Even assuming that a contrary verdict is not unreasonable, we find that upon examining the evidence in a neutral light, " 'weighting] the relative probative force of conflicting testimony and the relative strength of conflicting inferences that may be drawn from the testimony' " (People v Bleakley, 69 NY2d 490, 495 [1987], supra, quoting People ex rel. MacCracken v Miller, 291 NY 55, 62 [1943]), and according due deference to the factfinder's resolution of any credibility issues, there is no error (see People v Griffin, 300 AD2d 743, 744 [2002], lv denied 99 NY2d 614 [2003]).
Having reviewed defendants' remaining contentions and finding them either unpreserved or lacking in merit, we affirm.
Cardona, EJ., Crew III, Carpinello and Rose, JJ., concur. Ordered that the judgment is affirmed, and matter remitted to the Supreme Court for further proceedings pursuant to CEL 460.50 (5).
. Although it is undisputed that defendants provided those records for a period of time, Arnold later destroyed a portion of them.
. The evidence demonstrated that defendants repeatedly certified the information alleged in count one at least until April 1999. With respect to counts two through four, they certified that information until at least November 1997 (see People v First Meridian Planning Corp., 86 NY2d 608, 615-616 [1995]).
. Under Penal Lav/ § 155.05, "[a] person steals property and commits larceny when, with intent to deprive another of property or to appropriate the same to himself or to a third person, he [or she] wrongfully takes, obtains or withholds such property from an owner thereof' (Penal Law § 155.05 [1]). A defendant commits larceny by false pretenses when he or she "obtain[s] possession of money of another by means of an intentional false material statement about a past or presently existing fact upon which the victim relied in parting with the money" (People v Starks, 238 AD2d 621, 622 [1997], lv denied 91 NY2d 836 [1997]; see Penal Law § 155.05 [2] [a]; People v Churchill, 47 NY2d 151, 157-158 [1979]).
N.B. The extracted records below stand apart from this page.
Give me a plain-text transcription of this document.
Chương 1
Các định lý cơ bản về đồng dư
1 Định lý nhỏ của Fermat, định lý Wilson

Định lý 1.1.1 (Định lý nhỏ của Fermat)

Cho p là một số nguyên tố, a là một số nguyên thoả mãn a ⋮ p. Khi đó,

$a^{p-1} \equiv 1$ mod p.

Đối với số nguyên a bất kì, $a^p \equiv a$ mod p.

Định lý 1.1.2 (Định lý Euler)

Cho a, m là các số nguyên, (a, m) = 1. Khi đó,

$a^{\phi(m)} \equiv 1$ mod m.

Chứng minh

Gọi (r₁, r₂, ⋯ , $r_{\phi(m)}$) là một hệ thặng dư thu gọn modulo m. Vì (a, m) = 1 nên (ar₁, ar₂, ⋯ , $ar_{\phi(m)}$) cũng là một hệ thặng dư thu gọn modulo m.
In order to prove the crime of grand larceny in the first degree, the People had to establish, beyond a reasonable doubt, that defendants stole property having a value that exceeded $1 million (see Penal Law § 155.42). To prove the crime of grand larceny in the second degree, the People had to show that defendants stole property having a value that exceeded $50,000 (see Penal Law § 155.40 [1]).
. Although defendants received no actual reimbursement for therapy costs until 1996, the format of the reports made it clear that the costs were allowable and reimbursable.